Honestly I had never given a lot of thought to welfare in the United States. I knew a lot of people supported it believing that every little helps for people struggling to put food on the table, but also a lot of people thought it was abused by the poor, and that welfare money was money that could be put to better use. Never had I considered welfare an issue of equality. In the article, "The Lady and the Tramp: Feminist Welfare Politics, Poor Single Mothers, and the Challenge of Welfare Justice", Gwendolyn Mink, the author, reveals how this is so. Mink is dedicated to fighting for welfare especially for poor women. She believes that welfare should be the income that is owed to people who work at home caring for the children and running the household, that welfare is a condition of women's equality. If these poor individuals do not receive the aid that they need to pay for daily expenses then they are forced to work outside of the home as well as complete all the tasks that caring for children requires. Current welfare law distinguishes poor single mothers as a separate system of the law. They are the only people in the USA who are forced to work outside of the home, whose decisions to bear children are punished by the government, of whom the government may demand all the details of their personal lives and relationships, and are the only ones who are compelled by the law to make room for biological fathers so that her family may be sustained. If welfare laws were changed to favor these poor single women then it would aid the fight for single mothers' equality, and it would rid them of economic disfranchisement.

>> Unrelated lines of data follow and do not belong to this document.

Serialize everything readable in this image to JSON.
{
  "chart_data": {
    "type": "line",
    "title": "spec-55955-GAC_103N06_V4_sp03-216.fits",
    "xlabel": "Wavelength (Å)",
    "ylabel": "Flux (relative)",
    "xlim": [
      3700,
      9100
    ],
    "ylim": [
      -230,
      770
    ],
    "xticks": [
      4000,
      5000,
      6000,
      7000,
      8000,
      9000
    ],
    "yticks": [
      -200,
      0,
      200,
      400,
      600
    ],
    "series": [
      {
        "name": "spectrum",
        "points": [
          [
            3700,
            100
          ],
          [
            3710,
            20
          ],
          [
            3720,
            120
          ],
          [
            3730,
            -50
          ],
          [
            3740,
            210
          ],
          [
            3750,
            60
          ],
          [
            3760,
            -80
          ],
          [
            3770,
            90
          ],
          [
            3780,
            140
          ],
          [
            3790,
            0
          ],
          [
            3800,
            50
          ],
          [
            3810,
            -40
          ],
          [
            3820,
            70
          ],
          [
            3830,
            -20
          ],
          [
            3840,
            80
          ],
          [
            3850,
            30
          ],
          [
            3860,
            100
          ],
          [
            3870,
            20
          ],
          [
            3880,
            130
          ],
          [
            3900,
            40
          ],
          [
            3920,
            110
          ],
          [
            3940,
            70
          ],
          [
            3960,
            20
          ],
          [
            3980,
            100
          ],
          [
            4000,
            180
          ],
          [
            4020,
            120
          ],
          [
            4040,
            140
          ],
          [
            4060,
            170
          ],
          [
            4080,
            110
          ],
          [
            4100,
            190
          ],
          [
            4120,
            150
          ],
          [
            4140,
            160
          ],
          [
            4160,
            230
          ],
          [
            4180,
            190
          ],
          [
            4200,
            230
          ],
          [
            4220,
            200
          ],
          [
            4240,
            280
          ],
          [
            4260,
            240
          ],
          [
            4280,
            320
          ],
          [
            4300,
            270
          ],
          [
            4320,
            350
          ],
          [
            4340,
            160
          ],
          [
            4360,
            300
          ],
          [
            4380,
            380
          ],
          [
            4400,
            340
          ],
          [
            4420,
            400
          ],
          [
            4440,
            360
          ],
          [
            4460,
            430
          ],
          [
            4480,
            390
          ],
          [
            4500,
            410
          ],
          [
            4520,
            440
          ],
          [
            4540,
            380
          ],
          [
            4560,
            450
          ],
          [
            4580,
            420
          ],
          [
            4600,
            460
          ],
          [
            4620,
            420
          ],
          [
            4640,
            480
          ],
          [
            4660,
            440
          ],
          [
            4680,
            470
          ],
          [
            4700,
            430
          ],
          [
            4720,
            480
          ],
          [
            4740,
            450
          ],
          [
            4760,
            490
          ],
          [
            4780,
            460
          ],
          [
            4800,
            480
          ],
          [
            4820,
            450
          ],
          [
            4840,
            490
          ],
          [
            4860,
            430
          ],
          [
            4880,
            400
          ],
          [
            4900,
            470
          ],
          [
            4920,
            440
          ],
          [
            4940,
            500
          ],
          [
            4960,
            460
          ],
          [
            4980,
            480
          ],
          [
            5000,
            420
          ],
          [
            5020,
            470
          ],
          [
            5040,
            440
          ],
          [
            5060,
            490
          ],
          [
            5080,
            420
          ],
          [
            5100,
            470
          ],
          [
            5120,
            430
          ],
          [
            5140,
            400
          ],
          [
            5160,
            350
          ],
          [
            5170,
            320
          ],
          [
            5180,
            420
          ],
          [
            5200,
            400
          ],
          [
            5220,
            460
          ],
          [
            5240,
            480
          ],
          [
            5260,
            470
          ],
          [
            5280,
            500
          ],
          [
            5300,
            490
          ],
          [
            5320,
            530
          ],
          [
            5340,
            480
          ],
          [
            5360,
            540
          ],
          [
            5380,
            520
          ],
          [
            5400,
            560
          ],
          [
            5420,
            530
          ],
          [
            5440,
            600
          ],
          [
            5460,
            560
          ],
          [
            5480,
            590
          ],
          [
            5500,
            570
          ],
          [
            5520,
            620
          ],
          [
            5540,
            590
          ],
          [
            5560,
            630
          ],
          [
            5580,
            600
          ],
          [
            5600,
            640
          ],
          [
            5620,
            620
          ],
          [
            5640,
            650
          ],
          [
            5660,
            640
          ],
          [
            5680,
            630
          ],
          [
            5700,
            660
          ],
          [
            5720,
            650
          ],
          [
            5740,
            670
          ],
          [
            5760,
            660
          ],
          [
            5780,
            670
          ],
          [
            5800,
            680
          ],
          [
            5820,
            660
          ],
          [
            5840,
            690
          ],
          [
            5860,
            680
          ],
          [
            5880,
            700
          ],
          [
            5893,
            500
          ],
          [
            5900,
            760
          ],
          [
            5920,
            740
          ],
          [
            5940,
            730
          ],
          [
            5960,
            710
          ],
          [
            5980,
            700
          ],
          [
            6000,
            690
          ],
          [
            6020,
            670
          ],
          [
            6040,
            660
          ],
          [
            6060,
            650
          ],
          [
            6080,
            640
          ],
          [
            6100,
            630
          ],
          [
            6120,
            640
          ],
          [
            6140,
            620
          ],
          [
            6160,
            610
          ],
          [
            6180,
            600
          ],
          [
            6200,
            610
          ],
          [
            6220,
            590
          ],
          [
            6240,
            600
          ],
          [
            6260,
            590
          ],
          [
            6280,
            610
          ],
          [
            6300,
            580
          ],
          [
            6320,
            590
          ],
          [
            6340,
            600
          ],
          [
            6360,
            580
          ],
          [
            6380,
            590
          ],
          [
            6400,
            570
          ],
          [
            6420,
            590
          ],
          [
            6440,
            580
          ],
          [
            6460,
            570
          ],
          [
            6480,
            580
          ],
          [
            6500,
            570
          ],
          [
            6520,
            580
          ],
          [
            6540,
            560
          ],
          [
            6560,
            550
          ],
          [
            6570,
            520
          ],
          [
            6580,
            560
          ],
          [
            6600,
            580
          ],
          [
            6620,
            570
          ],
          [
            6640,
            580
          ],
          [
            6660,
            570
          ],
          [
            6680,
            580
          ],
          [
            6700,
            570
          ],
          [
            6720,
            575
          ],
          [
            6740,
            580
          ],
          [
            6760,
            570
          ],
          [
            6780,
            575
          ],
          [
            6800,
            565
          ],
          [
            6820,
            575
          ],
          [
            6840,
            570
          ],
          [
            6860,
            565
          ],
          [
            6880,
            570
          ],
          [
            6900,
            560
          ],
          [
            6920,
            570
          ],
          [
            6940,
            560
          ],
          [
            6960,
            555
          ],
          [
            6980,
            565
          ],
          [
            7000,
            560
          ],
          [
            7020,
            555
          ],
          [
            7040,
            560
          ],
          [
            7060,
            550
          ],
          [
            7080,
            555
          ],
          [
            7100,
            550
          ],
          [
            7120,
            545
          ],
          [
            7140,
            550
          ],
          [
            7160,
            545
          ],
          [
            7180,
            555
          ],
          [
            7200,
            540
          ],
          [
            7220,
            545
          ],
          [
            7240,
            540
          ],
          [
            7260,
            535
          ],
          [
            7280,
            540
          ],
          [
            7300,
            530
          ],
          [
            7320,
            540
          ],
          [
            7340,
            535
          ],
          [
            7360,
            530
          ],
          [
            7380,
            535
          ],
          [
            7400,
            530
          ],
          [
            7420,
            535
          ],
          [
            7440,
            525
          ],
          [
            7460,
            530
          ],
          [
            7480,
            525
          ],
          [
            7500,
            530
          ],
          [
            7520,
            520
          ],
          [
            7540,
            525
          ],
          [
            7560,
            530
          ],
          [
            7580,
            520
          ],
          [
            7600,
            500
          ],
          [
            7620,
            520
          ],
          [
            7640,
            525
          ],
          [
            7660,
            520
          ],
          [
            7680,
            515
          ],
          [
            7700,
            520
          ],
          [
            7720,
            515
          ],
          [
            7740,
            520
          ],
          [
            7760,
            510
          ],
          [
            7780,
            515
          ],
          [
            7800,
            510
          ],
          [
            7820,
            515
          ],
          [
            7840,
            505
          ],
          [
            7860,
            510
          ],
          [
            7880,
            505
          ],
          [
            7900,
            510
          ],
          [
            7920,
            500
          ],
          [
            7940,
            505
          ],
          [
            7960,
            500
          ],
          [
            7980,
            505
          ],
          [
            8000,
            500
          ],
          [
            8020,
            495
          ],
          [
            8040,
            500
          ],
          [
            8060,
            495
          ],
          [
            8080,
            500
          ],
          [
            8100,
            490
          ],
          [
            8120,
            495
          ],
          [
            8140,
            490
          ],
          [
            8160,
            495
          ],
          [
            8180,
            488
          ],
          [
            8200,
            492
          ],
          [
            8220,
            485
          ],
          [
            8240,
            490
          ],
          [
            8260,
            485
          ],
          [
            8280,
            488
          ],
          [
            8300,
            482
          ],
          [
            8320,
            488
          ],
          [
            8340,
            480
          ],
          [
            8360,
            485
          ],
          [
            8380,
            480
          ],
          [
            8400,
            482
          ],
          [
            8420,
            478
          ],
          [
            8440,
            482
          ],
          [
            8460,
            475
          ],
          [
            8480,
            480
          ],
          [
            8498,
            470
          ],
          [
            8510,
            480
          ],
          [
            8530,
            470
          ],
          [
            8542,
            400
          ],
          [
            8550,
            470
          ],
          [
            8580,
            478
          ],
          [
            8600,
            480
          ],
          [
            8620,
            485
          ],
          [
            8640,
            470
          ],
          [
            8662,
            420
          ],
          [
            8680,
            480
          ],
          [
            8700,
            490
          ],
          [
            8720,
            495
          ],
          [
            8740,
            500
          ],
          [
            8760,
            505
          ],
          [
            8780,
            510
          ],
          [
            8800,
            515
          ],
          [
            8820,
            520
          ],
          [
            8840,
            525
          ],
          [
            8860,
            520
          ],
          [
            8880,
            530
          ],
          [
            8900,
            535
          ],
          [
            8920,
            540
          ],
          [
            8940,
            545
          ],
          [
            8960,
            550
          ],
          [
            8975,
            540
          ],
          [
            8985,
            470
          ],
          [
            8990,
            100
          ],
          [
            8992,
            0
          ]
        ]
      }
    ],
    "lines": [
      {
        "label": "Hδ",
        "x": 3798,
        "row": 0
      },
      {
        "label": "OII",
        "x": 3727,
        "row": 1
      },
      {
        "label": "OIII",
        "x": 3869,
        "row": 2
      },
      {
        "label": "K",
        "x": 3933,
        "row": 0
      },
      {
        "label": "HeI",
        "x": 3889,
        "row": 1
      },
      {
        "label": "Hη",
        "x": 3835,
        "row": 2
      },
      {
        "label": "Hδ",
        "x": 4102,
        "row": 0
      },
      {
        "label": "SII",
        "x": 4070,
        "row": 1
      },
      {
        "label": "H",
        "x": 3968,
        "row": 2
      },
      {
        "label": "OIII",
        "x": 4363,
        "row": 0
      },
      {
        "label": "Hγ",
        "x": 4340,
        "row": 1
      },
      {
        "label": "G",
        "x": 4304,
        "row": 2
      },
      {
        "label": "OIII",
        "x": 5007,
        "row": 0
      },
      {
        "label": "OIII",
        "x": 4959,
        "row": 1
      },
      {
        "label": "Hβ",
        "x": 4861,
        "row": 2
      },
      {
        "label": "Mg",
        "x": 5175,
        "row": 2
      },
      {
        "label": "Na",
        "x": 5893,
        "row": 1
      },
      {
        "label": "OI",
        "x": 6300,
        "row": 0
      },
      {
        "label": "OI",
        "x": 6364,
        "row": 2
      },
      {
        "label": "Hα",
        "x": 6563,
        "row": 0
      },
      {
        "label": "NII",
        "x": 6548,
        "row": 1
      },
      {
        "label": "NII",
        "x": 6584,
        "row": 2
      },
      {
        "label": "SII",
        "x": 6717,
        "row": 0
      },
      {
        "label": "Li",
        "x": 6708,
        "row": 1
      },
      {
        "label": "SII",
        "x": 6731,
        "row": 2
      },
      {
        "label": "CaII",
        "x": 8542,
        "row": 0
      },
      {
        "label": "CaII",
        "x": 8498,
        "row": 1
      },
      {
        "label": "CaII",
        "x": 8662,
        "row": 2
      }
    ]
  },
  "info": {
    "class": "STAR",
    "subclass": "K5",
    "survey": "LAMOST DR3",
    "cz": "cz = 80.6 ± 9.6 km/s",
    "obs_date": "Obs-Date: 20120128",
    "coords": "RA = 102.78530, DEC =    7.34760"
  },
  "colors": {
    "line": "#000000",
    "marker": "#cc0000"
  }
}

After reading this article, I now think about welfare in a different way. I didn't realize the impact it had on poor single women. Without welfare they have to make a choice between caring for that family at home or making money outside the home to provide for her family. You need both for a happy family with all it's needs met, but these women do not have the time nor the energy to fulfill both roles completely, both end up losing out. It really isn't fair. And then bringing the other article into this, "The Mommy Tax" by Crittenden, you begin to realize that the money that these women do make is significantly reduced by the fact that they've had children, and the more children they have, the more they suffer.